I met an interesting fellow today while sitting at the dentist office. He looked really young and clean cut. He was dressed very trendy and had salon styled hair. I would have never thought he could have ever been homeless. He was from Atlanta and had just moved down here for a job at the hospital. His name was Dave. He was getting his teeth cleaned.
I was reading an issue of PC gamer. I love that my dentist carries this in his waiting room. He must have a subscription as the latest copy is always in there. I have been debating on asking him if he games. It is probably his son though.
The guy sitting next to me asked me…..
“Do you play computer games?”
“Yeah, when I can afford to buy them I do. I play Battlefield: Vietnam most days and am currently tied up in The Temple of Elemental Evil.”
“Which game is that?” he asked.
“Dungeons and Dragons. I played the pen and paper version years ago and this is a translation of a classic D&D campaign module. It is neat to play such a faithfully transcribed version of that module.” I replied.
“Ah, I see, I think I have heard of it. I play lots of unreal tournament 2004 online. I like the assault mode games.” He told me.

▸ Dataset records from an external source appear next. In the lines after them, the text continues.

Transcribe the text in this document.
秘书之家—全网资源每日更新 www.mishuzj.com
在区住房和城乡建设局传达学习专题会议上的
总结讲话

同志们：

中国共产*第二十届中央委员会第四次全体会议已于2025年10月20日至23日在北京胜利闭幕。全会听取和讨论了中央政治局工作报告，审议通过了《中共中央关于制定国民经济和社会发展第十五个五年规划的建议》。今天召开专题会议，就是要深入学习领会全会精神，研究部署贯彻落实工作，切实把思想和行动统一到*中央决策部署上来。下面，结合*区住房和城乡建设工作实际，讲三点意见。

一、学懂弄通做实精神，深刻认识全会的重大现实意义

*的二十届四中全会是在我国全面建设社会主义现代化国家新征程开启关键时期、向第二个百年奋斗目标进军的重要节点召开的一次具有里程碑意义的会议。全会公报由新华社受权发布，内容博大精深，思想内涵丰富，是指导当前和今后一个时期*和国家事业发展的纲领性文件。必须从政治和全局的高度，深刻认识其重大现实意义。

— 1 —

I have been waiting to pick this up but the $50 price tag is too steep for me. I will wait a few more months and hope the price comes down as it usually does.

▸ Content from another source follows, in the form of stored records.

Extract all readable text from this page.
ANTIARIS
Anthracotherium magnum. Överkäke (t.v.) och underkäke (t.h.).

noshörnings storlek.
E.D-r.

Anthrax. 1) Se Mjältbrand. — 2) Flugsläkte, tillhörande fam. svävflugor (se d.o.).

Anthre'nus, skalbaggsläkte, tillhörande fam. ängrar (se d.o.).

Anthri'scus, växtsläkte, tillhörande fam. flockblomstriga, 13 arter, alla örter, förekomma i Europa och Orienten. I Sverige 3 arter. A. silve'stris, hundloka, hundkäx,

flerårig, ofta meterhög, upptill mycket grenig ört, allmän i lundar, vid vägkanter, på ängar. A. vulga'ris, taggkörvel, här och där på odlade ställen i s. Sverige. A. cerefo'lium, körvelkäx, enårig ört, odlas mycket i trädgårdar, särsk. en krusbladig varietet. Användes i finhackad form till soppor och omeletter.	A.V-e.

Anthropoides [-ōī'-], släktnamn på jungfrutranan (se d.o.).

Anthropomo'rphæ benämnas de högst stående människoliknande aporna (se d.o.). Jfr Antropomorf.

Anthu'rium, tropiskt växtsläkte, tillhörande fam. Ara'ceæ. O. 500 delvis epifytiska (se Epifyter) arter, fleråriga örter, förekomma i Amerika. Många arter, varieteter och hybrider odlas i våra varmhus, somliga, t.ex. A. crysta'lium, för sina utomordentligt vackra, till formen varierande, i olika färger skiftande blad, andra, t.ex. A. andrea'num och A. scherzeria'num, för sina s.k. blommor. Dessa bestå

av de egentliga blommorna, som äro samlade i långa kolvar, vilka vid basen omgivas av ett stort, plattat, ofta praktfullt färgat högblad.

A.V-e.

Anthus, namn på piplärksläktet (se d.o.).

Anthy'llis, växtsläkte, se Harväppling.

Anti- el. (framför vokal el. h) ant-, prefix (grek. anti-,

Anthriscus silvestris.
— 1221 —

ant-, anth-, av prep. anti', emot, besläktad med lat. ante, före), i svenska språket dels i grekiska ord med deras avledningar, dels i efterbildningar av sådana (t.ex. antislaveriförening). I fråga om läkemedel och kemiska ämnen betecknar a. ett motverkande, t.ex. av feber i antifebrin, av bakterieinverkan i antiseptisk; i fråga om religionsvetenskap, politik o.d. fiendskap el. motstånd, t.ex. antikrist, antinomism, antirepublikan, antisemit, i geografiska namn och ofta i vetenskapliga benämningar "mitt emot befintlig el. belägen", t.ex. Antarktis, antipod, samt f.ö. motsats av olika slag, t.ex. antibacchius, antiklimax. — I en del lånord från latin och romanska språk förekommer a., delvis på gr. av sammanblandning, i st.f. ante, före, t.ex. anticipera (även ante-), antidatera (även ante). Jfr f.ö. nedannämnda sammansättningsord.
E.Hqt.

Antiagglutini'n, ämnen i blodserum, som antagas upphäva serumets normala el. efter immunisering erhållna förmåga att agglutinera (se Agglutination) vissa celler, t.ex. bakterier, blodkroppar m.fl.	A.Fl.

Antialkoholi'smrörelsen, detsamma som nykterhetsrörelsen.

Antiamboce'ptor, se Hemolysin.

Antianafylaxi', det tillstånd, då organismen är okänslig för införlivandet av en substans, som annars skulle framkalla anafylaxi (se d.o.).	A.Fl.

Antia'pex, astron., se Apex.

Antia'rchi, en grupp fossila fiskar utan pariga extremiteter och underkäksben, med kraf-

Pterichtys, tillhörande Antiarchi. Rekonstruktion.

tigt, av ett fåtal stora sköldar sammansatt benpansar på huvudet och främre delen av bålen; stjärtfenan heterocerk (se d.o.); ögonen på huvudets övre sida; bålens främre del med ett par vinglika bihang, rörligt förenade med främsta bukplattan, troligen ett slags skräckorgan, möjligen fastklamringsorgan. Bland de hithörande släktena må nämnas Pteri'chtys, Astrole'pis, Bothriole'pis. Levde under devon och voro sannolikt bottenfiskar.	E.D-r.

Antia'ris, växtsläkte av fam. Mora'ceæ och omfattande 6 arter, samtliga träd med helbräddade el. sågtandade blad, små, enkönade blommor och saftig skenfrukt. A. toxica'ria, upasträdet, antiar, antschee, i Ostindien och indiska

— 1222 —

“I think I was the only homeless guy in America that could game online with high speed internet.” I said as I chuckled.
“You were homeless?” He asked.
“Yeah, for a several months and my folks got me an apartment after we did some reconciliation.” I replied.
I went on to talk for a bit about what happened to me. I didn’t mention my mental illness. I just told him I had lived in a tent during this past winter. I didn’t go into any real detail.
It turned out that he had been homeless for a short time as well. He said he couch surfed with different friends. He was gay and his parents were fundamentalist baptists and they threw him out of the house when he came out of the closet. They couldn’t come to terms that their son was gay. I was shocked. This sounded exactly like Crystal’s story minus any head injuries.
I told him about Crystal’s being_homeless blog and wrote down the internet address. I couldn’t remember it exactly but told him to search google for livejournal and being_homeless. I thought he would enjoy reading about someone who had similar circumstances and who went through hell because of it.
It can be a small world sometimes. By this time, they had called my name and I had to go back to the torture room as I affectionately call it. Luckily today was not so bad.